Pups that died or were born dead exhibited trauma of the medial dorsal region, cervical region, cervical dorsal region, nasal region, left abdominal region and head in both control and treated groups. A dark red discolouration of the right side of the head was noted in some of the treated pups that died. The effects seen in pups at autopsy were not considered related to treatment, as they occurred in such low frequencies.

Effect levels (F1)

Overall reproductive toxicity

Any other information on results incl. tables

There was no effect on reproduction or development in this screening test, in the presence of slight parental toxicity.

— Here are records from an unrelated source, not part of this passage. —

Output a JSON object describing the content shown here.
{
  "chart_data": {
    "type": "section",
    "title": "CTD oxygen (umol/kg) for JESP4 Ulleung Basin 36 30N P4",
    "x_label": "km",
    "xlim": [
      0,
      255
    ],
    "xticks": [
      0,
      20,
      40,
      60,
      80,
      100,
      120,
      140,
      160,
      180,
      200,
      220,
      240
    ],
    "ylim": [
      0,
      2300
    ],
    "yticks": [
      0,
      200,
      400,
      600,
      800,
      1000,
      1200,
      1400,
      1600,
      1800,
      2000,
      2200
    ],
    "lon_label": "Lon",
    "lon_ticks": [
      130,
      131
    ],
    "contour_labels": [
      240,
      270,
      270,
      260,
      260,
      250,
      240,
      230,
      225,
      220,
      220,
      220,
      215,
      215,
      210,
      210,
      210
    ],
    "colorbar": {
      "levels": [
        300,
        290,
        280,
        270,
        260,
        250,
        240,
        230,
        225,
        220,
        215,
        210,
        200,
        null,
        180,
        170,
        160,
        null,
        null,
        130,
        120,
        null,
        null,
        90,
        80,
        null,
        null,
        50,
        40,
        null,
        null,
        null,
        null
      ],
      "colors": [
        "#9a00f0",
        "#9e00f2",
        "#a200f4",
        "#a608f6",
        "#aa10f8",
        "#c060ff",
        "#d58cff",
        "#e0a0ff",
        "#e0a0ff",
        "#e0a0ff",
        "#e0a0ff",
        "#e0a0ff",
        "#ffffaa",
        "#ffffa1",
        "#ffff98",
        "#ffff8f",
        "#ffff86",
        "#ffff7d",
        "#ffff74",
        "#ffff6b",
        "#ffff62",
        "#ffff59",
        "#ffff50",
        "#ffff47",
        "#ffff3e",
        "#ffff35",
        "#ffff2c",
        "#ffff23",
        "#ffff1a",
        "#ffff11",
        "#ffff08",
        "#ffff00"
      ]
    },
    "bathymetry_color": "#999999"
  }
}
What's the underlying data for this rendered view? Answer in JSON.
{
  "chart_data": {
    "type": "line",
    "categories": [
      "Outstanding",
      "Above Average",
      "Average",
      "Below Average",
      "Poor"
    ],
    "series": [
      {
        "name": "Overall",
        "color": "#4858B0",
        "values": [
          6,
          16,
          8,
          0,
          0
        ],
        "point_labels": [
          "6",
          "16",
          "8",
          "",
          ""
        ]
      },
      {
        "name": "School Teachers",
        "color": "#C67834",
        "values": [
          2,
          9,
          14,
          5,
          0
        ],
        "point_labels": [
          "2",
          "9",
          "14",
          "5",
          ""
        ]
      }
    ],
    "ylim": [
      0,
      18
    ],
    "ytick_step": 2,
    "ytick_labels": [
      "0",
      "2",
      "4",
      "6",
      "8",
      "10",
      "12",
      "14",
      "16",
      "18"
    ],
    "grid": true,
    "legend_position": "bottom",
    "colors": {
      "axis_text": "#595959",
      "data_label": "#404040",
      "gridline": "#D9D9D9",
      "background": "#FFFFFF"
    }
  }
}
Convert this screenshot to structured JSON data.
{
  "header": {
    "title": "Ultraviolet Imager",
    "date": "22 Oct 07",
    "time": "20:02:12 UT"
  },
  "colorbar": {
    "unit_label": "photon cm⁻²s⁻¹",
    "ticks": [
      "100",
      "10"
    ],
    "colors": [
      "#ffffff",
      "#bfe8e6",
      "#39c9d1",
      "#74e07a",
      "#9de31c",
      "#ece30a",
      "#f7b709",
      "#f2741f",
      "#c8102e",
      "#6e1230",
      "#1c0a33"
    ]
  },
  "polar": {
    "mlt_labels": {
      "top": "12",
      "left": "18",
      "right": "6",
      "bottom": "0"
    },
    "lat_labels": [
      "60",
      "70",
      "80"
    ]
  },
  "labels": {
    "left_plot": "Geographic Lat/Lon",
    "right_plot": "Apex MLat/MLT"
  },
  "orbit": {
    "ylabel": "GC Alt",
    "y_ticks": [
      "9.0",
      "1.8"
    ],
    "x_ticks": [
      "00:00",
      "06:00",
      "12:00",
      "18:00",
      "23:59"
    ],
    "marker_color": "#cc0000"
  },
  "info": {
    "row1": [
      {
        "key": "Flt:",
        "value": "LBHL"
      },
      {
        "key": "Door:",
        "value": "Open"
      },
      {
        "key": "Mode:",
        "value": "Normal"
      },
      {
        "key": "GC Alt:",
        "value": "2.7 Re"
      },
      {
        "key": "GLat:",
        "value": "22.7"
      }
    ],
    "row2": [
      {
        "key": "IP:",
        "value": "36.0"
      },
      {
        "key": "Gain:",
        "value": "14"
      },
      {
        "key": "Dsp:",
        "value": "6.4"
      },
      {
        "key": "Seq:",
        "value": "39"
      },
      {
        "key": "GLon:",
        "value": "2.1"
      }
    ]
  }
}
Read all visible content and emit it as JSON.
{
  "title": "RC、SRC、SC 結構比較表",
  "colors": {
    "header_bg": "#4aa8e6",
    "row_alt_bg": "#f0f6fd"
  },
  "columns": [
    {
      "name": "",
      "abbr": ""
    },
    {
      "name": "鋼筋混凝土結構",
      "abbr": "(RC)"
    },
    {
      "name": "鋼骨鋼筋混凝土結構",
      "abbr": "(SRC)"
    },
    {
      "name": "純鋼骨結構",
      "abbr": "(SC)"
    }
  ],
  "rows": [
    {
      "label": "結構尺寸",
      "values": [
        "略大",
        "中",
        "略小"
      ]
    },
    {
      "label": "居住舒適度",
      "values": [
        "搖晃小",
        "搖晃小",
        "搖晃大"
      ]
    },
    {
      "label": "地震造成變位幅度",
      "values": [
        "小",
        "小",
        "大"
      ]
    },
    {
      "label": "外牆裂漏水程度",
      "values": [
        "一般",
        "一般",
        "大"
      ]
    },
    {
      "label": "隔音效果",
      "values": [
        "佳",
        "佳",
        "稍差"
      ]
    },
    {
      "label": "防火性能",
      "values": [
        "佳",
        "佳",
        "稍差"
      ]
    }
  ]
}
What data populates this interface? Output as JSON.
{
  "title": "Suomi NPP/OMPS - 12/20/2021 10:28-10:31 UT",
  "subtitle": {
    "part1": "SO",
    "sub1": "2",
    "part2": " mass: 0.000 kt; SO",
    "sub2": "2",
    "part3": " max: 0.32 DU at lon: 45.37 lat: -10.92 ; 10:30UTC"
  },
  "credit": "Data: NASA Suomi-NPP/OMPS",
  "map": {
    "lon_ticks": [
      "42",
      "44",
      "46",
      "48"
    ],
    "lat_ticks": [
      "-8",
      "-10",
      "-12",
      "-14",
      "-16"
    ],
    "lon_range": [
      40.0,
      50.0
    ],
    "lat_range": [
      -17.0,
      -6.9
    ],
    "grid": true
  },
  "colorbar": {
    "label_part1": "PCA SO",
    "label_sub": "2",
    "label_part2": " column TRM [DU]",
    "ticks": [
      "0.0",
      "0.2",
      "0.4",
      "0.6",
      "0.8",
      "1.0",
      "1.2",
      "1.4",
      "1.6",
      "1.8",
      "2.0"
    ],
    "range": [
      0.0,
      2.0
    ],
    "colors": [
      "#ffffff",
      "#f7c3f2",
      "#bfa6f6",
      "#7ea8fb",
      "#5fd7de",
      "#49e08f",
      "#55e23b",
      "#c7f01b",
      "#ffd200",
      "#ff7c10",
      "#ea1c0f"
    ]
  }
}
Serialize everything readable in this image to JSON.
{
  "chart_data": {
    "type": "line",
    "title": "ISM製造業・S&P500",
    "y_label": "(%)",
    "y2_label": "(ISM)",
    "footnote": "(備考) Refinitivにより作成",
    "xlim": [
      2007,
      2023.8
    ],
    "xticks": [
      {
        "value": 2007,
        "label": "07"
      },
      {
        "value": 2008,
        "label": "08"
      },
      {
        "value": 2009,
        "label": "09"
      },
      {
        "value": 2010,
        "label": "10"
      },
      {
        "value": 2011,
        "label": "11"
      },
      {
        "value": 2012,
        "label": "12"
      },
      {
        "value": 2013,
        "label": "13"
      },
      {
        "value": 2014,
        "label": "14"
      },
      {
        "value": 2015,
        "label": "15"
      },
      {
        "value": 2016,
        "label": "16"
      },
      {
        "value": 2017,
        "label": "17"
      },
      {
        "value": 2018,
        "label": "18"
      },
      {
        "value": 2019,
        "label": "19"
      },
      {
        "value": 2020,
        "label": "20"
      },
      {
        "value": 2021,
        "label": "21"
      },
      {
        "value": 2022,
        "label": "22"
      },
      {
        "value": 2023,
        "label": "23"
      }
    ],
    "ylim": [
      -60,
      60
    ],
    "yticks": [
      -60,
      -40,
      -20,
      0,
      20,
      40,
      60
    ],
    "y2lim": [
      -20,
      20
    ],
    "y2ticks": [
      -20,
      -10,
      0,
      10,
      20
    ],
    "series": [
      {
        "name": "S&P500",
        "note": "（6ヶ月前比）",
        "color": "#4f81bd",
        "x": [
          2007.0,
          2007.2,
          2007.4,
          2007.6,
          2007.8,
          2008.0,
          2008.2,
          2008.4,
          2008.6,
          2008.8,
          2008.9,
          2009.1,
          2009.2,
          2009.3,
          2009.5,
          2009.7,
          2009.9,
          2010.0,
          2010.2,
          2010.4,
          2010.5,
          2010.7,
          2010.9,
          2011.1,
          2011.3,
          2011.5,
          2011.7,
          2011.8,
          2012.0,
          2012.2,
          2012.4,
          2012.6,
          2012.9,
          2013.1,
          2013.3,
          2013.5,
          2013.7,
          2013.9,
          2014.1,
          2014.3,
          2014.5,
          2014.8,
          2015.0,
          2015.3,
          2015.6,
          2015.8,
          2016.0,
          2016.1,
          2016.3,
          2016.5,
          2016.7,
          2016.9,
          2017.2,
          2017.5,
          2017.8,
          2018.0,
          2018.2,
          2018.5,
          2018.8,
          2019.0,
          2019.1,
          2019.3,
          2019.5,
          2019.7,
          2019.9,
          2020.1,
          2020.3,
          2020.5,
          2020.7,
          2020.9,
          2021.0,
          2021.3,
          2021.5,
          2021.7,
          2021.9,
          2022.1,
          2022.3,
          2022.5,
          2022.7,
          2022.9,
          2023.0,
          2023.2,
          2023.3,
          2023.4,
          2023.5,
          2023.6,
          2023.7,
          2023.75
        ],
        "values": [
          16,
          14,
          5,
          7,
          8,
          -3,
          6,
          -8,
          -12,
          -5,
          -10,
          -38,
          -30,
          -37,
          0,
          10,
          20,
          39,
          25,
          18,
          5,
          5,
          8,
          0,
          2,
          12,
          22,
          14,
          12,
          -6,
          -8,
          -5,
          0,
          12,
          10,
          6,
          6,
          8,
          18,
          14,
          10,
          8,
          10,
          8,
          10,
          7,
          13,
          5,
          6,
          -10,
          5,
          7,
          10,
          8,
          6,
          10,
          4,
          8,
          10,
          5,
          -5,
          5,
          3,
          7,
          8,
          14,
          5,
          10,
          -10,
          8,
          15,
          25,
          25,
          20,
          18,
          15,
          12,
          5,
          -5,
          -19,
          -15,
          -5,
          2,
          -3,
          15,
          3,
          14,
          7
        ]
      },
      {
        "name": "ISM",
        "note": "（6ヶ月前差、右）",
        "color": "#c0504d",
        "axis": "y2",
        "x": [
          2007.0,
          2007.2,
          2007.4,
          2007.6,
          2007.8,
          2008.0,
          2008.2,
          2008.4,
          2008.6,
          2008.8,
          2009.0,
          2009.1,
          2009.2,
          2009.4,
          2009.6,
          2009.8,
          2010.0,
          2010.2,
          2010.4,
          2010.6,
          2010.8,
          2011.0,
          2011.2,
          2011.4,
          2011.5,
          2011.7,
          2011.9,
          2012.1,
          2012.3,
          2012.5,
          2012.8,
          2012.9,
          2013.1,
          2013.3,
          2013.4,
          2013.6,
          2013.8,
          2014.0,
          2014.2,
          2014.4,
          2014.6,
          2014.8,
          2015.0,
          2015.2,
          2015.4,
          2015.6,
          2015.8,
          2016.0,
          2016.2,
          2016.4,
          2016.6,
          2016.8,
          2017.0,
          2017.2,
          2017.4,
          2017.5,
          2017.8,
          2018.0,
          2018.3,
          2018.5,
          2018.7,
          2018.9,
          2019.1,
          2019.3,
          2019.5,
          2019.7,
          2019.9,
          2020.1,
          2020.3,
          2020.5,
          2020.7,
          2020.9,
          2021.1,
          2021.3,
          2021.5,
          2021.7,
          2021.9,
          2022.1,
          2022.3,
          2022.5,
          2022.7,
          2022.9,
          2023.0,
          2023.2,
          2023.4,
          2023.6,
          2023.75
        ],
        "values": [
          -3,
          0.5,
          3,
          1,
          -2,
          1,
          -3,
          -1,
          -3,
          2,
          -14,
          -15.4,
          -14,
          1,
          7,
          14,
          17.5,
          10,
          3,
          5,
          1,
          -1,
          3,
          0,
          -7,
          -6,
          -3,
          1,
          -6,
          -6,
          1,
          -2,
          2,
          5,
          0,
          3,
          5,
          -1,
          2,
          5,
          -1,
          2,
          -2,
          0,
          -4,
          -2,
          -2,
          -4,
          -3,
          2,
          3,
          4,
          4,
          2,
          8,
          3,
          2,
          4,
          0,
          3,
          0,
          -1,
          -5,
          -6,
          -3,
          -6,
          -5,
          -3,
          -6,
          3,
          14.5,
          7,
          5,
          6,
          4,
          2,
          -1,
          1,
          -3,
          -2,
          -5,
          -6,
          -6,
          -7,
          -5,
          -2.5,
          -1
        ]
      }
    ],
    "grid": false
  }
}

Applicant's summary and conclusion

Conclusions:

No evdience of reproductive or developmental toxicity was seen at the limit dose of 1000 mg/kg bw/d under the conditions of this study.

Executive summary:

A combined repeated dose toxicity study with the reproduction/developmental toxicity screening test was conducted with Pentaerythritol in male and female Crj: CD(SD) rats. Pentaerythritol (in vehicle: 0.5% CMC-Na solution) was adminstered orally by gavage, at doses of 0 (vehicle only control), 100, 300 or 1000 mg/kg bw/d. Males were exposed for 46 days, starting from 14 days prior to mating. Females were exposed for 14 days prior to mating, during the mating period and gestation until lactation day 3. The only treatment related findings of parental toxicity were the intermittent occurrence of soft faeces and diarhhoea in males and females of the 300 and 1000 mg/kg bw/d groups. There were no treatment related effects on reproduction or the development of newborn pups (to lactation day 4). Therefore the NOAEL for repeated dose toxicity was established as 100 mg/kg bw/d, and the NOAEL for reproductive toxicity was established as 1000 mg/kg bw/d.